As cities are reconstructed and transformed, poetic architecture begins to develop:
people knock out back fences between houses to create open lawns and bamboo
jungles, build covered bridges between apartment houses, create arbors, arcades,
and tree-lined walks with sculptures. While private space does not disappear,
it becomes more porous to the common life. Elaborate neighborhood games -- like
ringolevio in Italian neighborhoods in Brooklyn -- provide opportunities for
courtship, friendly rivalry, and adventurous encounter. The new public spaces
also foster music and performance festivals, like the old Welsh Eisteddfodd,
involving complex poetic improvisation around agreed themes and styles, but
often also making use of computer and VR technology.
Public and group ritual becomes frequent again for all sorts of occasions. There
are rites of passage for traditional occasions like birth, death, coming to
maturity, sexual partnership, and for new ones like joining a work group, a
neighborhood, or some other cluster, as well as for "breaking up"
or departure. Seasonal festivals like Christmas-Chanukah-Solstice become communal
celebrations of the year's turning.
The new world is far from perfect. Society must contend with the hideous social
and ecological legacy of the corporate-oligarchic era: chronic agricultural
shortages and unpredictable weather because of the Greenhouse Effect; a much
reduced average life expectancy for the next two generations owing to cancer
and other environmentally induced disease; residual racial hatred, misogyny,
and homophobia; and a less obvious but also terrible heritage of "post-traumatic"

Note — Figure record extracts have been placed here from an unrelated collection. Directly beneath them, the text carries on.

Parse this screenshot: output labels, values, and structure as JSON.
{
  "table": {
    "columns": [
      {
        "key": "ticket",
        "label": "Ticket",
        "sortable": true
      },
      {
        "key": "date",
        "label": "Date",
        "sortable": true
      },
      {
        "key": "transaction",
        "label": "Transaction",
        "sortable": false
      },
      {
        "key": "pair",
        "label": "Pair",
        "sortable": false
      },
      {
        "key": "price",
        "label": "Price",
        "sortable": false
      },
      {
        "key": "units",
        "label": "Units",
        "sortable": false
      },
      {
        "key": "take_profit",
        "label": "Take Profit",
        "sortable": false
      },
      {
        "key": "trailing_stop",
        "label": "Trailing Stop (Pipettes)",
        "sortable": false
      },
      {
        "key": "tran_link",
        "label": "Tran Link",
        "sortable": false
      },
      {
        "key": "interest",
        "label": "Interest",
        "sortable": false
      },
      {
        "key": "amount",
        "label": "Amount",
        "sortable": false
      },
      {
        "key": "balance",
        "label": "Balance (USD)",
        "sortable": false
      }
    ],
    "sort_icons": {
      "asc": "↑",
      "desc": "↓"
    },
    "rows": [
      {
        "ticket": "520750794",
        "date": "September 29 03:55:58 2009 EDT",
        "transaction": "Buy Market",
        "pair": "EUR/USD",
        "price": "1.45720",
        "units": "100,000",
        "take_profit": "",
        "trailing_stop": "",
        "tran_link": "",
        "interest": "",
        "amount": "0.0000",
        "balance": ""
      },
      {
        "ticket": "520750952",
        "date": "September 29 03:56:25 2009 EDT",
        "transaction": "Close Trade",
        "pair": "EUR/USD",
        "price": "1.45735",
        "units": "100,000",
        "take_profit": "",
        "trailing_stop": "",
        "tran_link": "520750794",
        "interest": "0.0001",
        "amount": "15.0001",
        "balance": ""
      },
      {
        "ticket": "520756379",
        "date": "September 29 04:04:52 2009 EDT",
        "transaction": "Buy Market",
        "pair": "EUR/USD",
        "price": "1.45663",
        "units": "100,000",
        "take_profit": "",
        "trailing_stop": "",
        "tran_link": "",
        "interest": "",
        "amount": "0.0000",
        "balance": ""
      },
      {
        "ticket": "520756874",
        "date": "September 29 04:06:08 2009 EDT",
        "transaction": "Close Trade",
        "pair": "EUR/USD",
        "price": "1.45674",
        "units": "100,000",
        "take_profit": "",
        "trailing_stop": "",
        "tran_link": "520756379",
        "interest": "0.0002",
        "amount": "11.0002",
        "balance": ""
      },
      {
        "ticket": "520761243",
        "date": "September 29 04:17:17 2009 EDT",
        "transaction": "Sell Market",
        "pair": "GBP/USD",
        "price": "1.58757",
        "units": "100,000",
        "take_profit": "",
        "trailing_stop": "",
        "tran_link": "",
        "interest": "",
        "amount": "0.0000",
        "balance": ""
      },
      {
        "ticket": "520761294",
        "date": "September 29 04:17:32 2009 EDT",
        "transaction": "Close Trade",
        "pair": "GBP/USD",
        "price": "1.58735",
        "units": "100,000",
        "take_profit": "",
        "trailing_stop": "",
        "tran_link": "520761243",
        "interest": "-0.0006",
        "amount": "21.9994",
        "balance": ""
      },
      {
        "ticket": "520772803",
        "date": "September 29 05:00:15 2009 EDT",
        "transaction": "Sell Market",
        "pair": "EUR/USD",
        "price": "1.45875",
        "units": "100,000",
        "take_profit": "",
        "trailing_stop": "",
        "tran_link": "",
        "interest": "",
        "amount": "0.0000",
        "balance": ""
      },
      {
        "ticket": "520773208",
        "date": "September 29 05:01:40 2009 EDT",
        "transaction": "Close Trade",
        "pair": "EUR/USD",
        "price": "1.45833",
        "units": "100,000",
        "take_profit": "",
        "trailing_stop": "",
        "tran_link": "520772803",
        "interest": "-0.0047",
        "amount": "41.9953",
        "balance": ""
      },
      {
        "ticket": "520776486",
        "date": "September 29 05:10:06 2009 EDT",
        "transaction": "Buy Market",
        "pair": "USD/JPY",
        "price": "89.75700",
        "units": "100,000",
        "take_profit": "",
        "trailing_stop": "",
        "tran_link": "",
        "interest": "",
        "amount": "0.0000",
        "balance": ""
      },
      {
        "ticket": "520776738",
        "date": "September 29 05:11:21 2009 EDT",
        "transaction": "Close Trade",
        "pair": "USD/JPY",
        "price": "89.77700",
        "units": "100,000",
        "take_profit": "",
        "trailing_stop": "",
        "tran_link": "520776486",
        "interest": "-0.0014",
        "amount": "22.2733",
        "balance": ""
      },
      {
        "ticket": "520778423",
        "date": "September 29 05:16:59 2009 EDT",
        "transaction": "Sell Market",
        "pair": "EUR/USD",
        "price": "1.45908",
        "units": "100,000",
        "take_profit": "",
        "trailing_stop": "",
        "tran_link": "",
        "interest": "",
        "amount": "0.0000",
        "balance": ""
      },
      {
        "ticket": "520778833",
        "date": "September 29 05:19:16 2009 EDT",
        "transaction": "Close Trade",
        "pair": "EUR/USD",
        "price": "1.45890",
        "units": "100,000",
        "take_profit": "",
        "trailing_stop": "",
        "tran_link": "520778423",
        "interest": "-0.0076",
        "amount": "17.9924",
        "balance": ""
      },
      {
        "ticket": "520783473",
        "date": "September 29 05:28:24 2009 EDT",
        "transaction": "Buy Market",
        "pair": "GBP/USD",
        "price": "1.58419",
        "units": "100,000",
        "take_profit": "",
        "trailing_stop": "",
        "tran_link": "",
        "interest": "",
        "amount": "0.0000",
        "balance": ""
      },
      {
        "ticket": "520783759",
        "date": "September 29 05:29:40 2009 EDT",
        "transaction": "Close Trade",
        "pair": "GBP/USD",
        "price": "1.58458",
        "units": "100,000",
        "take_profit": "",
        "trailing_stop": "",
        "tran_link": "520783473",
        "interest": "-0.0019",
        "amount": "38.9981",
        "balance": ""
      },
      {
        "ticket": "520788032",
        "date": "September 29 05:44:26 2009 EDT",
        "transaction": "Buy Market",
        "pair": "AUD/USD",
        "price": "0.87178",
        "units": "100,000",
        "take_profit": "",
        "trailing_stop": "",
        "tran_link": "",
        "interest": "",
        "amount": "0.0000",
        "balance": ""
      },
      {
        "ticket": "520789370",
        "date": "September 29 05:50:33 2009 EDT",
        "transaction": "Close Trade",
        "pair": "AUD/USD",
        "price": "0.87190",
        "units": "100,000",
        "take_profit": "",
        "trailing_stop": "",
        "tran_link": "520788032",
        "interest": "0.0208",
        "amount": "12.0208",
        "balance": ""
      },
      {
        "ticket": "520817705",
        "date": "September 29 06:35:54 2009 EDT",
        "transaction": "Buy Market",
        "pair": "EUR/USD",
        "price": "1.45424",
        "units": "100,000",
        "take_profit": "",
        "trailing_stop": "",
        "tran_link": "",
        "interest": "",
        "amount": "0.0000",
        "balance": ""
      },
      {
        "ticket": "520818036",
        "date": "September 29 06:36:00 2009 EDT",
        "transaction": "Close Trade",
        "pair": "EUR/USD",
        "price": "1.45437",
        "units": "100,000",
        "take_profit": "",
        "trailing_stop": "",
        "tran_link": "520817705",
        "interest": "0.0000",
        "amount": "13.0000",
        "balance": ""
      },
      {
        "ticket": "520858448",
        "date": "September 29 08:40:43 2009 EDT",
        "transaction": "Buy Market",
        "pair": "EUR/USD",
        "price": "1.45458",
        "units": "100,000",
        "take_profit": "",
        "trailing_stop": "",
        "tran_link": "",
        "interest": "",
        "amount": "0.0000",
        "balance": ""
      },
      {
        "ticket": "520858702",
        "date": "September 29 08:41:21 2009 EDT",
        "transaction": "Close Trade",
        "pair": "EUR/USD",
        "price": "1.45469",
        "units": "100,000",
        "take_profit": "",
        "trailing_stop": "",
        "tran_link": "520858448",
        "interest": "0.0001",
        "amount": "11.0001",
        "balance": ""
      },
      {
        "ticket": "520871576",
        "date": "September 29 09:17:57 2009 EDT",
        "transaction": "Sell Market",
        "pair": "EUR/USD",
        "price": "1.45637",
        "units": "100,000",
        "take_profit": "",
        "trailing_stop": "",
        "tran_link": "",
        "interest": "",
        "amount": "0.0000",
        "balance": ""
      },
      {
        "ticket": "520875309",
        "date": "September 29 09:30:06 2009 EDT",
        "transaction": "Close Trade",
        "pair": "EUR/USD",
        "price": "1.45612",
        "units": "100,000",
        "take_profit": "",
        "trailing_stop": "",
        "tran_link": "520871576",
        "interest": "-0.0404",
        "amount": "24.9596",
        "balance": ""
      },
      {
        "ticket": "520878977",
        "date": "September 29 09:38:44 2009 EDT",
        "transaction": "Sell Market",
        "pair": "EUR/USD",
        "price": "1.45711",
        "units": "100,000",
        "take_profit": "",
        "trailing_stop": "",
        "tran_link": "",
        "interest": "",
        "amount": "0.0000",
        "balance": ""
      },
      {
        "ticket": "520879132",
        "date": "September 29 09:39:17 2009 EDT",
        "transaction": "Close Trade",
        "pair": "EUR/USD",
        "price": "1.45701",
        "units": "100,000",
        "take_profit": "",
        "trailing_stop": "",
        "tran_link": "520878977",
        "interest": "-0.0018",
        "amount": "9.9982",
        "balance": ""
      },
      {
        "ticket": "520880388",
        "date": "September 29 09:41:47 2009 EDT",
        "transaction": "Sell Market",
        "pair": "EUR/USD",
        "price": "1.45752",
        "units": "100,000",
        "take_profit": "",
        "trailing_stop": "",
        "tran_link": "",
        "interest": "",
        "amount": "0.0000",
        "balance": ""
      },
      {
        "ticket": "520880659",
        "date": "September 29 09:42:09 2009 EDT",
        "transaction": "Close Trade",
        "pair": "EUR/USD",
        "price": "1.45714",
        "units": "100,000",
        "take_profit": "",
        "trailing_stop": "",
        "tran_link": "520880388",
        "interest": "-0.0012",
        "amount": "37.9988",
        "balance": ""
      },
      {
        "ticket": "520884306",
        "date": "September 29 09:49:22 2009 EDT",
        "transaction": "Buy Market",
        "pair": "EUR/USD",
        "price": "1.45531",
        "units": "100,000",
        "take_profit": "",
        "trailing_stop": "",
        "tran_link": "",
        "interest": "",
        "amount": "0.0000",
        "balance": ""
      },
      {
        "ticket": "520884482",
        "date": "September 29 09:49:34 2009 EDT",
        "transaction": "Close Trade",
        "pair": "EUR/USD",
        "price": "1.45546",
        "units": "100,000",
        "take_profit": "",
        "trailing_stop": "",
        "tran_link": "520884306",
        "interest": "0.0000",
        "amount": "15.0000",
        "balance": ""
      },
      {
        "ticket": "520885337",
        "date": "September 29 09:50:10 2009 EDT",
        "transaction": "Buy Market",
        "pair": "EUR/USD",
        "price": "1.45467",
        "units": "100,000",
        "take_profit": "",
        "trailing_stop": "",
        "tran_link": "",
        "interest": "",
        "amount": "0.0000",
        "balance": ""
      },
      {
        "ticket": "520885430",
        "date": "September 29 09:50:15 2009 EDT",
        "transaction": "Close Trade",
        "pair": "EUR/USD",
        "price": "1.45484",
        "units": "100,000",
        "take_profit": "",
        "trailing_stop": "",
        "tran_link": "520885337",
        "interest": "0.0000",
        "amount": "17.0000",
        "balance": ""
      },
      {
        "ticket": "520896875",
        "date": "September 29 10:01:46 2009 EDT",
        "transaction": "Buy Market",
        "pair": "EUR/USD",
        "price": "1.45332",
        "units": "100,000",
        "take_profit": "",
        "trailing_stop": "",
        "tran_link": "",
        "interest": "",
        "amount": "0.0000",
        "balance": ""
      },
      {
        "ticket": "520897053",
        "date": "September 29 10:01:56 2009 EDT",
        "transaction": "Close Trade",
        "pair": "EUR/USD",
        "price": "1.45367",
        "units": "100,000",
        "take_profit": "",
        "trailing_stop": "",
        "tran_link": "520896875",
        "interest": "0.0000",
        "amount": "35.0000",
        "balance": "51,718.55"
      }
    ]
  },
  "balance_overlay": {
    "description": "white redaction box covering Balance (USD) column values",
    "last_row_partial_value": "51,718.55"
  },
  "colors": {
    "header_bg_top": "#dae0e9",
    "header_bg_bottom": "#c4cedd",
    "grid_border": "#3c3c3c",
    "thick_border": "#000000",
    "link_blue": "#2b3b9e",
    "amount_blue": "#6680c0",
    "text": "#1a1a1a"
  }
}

syndromes including anxiety neurosis, psychosis, and drug addiction. There are
still (though far fewer) murders, crimes of passion, assaults, rapes, and even
robberies. But there is far less social stimulus to such behavior, and -- despite
greatly reduced governmental intervention in daily life -- much less tolerance
for it. A face-to-face-based, communal society can deal with these things much
better before they get out of hand.
In general, then, the women and men of the mid-twenty-first century in what
used to be the United States are both kinder and hardier than those of a century
earlier. They are imaginative, playful, sarcastic, egalitarian, multi-skilled,
intense in concentration and pride in their work, quick to sympathize and help,
eloquent and fierce in debate, rooted in community and region but prone to switch
occupations suddenly and to become migrants in middle life. They share, besides,
a bittersweet appreciation of passing beauty fostered by the ever-presence of
death and loss, and a passionate love of the life-web that sustains them and
that they must now steward if they are to survive.